魔力回復ポーションをガブ飲みしながらドンドン絶炎を生み出していく。
「良し!出来た!」
かなり大変だったけど。長さ15cmぐらいの刀身の形をした絶炎の結晶が完成した。
見た目は刀身の形をした色ガラスだけど、神器って言えるレベルの武器が出来てしまった。
俺の思い通りの性能ならだけど。
柄や鞘は帰ったら作ってもらわないとな。
研いでないから刃はついてないし、見た目は刀だけど。刀と言うよりは杖みたいな武器だから柄や鞘が無くても武器として使えるし。焦って用意する必要はないだろう。
ちょっと不格好だけど。
「武器を使ったからには銘が必要だよね」
なんかかっこいい銘をつけてあげたいなと思ったけど俺には無理ったので、そのままの銘をつけることにした。
「この短刀の銘は【
地球の理を拒絶し否定する絶炎から作られた武器なので、理の外にいる武器と言う意味でそのまま理外だ。

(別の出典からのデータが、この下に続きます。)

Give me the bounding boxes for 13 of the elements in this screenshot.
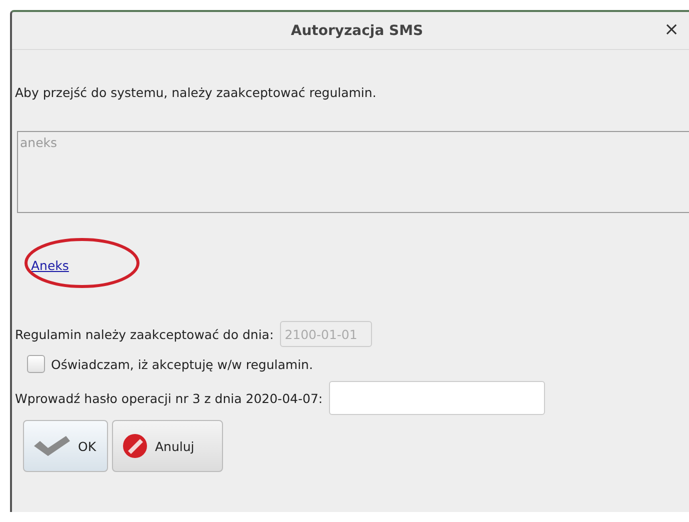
cancel-icon: [121, 432, 149, 460]
intro-text: Aby przejść do systemu, należy zaakceptować regulamin.: [15, 85, 378, 102]
consent-checkbox[interactable]: [27, 355, 45, 373]
consent-label: Oświadczam, iż akceptuję w/w regulamin.: [51, 356, 313, 372]
close-button[interactable]: ×: [660, 19, 684, 41]
checkmark-icon: [32, 434, 72, 458]
ok-button[interactable]: OK: [23, 420, 108, 472]
password-label: Wprowadź hasło operacji nr 3 z dnia 2020-04-07:: [15, 390, 323, 406]
aneks-link[interactable]: Aneks: [31, 258, 69, 272]
cancel-button[interactable]: Anuluj: [112, 420, 223, 472]
password-field[interactable]: [328, 381, 545, 415]
window-title: Autoryzacja SMS: [290, 22, 424, 38]
deadline-label: Regulamin należy zaakceptować do dnia:: [15, 326, 274, 342]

理外を短刀に分類した理由は見た目で分類するとしたら短刀だったからだ。
変にかっこよくしようとするよりはマシな銘かなと個人的には思っている。
大量に部屋に散らばっているポーションを入れてあった瓶を回収しなきゃいけないんだけど。
そんなこと面倒臭いってレベルで疲れた。
一度寝て起きてから片付けしよう。
理外をマジックバッグに仕舞って今日は寝てしまおうと思った瞬間ドアがノックされる。
「映司様、クラリスです。緊急事態です」
緊急事態?もう今日寝たいんだけど……
仕方ないか。
「入って大丈夫ですよ」
「失礼しま━━ってなんですか!このポーションの空き瓶」
「クラリスさんには後で説明するから。今は緊急事態の内容について教えてください」
「そうですね。分かりやすく言えばE国で異常種が発生しました。既に戦力を動員して戦闘が開始していますが、殆どダメージを与えることが出来ず。映司様に救援要請が来ています」
成程。ダンジョンから異常種が出てきちゃったか。
流石に、異常種を見逃すつもりはないし倒しに行くか。
理外を使ってみるいい機会だし。
「直ぐに向かいましょう。場所を教えてください」
首都からはかなり離れた場所だな。
地図を使って教えてもらった場所に向かって飛んで急行する。
龍の姿にならなくても飛べるので。今回は、そのまま人の姿だ。
「でっかい木だな。トレントの異常種か……クラリスさん。今からトレントを伐採するけど。トレントの周辺から避難は終わった?」
電話でCクラリスさんに確認をとる。
生存者が倒れてきたトレントの下敷きになるなんて事になったら最悪だからな。
「トレント周辺に生存者はいません。思いっきりやっちゃって下さい」
生存者は、か……
せめてこれ以上、死者がでないように一撃で終わらせよう。
「まだ、1km以上離れているけど。直接目視できるなら理外の間合いだ」
刀身だけの理外を無造作に横に薙ぐと。
1km以上離れているはずのトレントの異常種の幹が両断されて、地面に倒れる。
「魔力の消費は全魔力量の3分の1程度か。基本、攻撃を外すことは無いだろうし普通に絶炎を使うよりかなり魔力の消費が減ってる大成功だな」
「トレントの異常種の動きが止まりました。恐らく、討伐完了です」
ダンジョンの中だと魔物は死ぬとダンジョンが吸収しちゃうから消えるけど。
外でだと死体吸収する存在がいないから、丸ごと素材として利用できるのか?
まだ、トレントは死んでないだけかもしれないけど。
今までダンジョンの外で魔物と戦った事はこれを入れて3回だけだし。
うち2回は、素材として残すつもりなんてない攻撃方法で倒したからな。
トレントの異常種が死んでいるのか俺が直接確認しに行くのが確実か。